Des hausses de 60 $ par mois dans certains cas.

Les Maisons

Alors que les propriétaires envoient progressivement des avis de hausse de loyers à leurs locataires, certaines pourraient être plus salées que les années précédentes. Autant les propriétaires que les locataires estiment que le Tribunal administratif du logement (TAL) verra une hausse des requêtes pour fixer le loyer, rapporte La Presse.

Au cours des années, les locataires recevaient généralement des hausses de loyers variant entre 10 et 15 $ par mois. Or, en 2023, ces augmentations risquent de se chiffrer à 40, voire 60 $ et plus.

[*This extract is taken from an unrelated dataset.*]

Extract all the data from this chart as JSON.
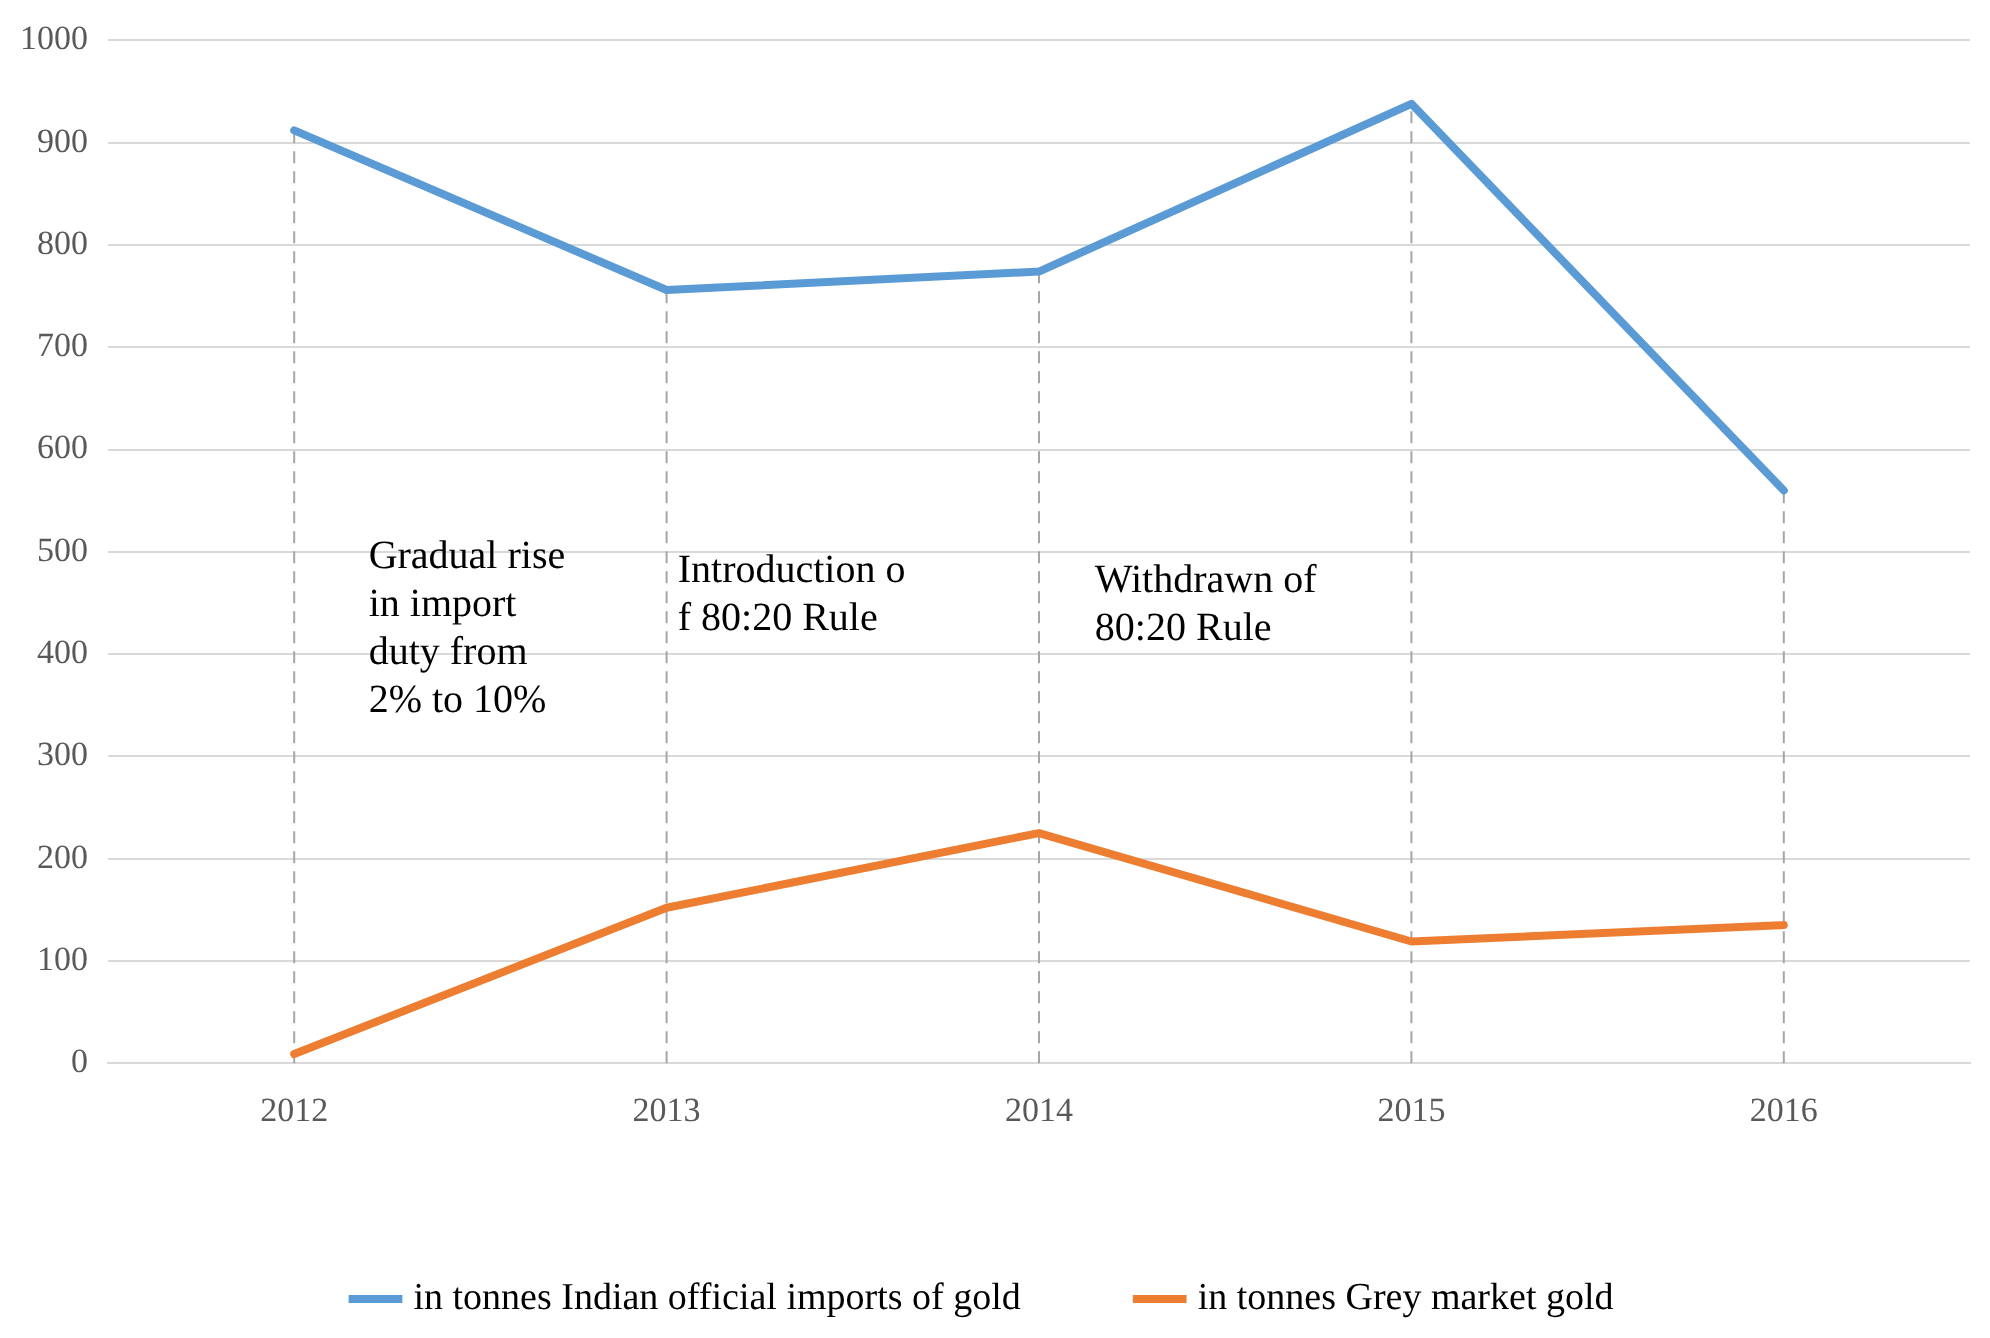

La semaine dernière, le TAL a publié les pourcentages applicables en vue de calculer les hausses de loyer cette année. Le tribunal a décidé d'accorder des hausses plus élevées, notamment à cause de l'inflation, mais aussi de la hausse des taux d'intérêt.

« Il va falloir avoir un plan pour parler avec les locataires. Sinon tout le monde va se ramasser au tribunal du logement. On s’attend nécessairement à une augmentation des causes de fixation au TAL », estime le président de l’Association des propriétaires du Québec (APQ), Martin Messier, en entrevue avec le quotidien montréalais. 

L'APQ a d'ailleurs organisé un atelier sur la fixation du loyer, samedi. « On est complet. Il faut rajouter des plages horaires », poursuit-il. 

« Je le répète aux propriétaires : c’est maintenant ou jamais. Les augmentations de loyer ne peuvent pas être reportées sur plusieurs années. Si tu passes à côté cette année, l’année d’après, il est trop tard. Tu vas avoir perdu l’occasion d’ajuster un peu plus ton loyer que dans le passé. Cette année, plus que jamais, les propriétaires doivent faire leurs calculs », souligne M. Messier. 

Quant aux locataires, ils craignent des abus de la part de certains propriétaires. « C’est certain que si on assiste à plus de hausses importantes ; forcément, il risque d’avoir plus de contestation », prévoit Cédric Dussault, porte-parole du Regroupement des comités logement et associations de locataires du Québec, en entrevue à La Presse. Il rappelle qu'un locataire est dans le droit de refuser une hausse du loyer et de rester dans le logement. 

Rappelons également qu'un propriétaire a au plus tard jusqu'à trois mois avant l'échéance du bail pour envoyer un avis de hausse du loyer. Le locataire a le choix : accepter la hausse, refuser et quitter l'appartement, ou refuser et rester dans son logement. Si tel est le cas, le propriétaire a ensuite 30 jours pour se tourner au TAL et demander une fixation du loyer.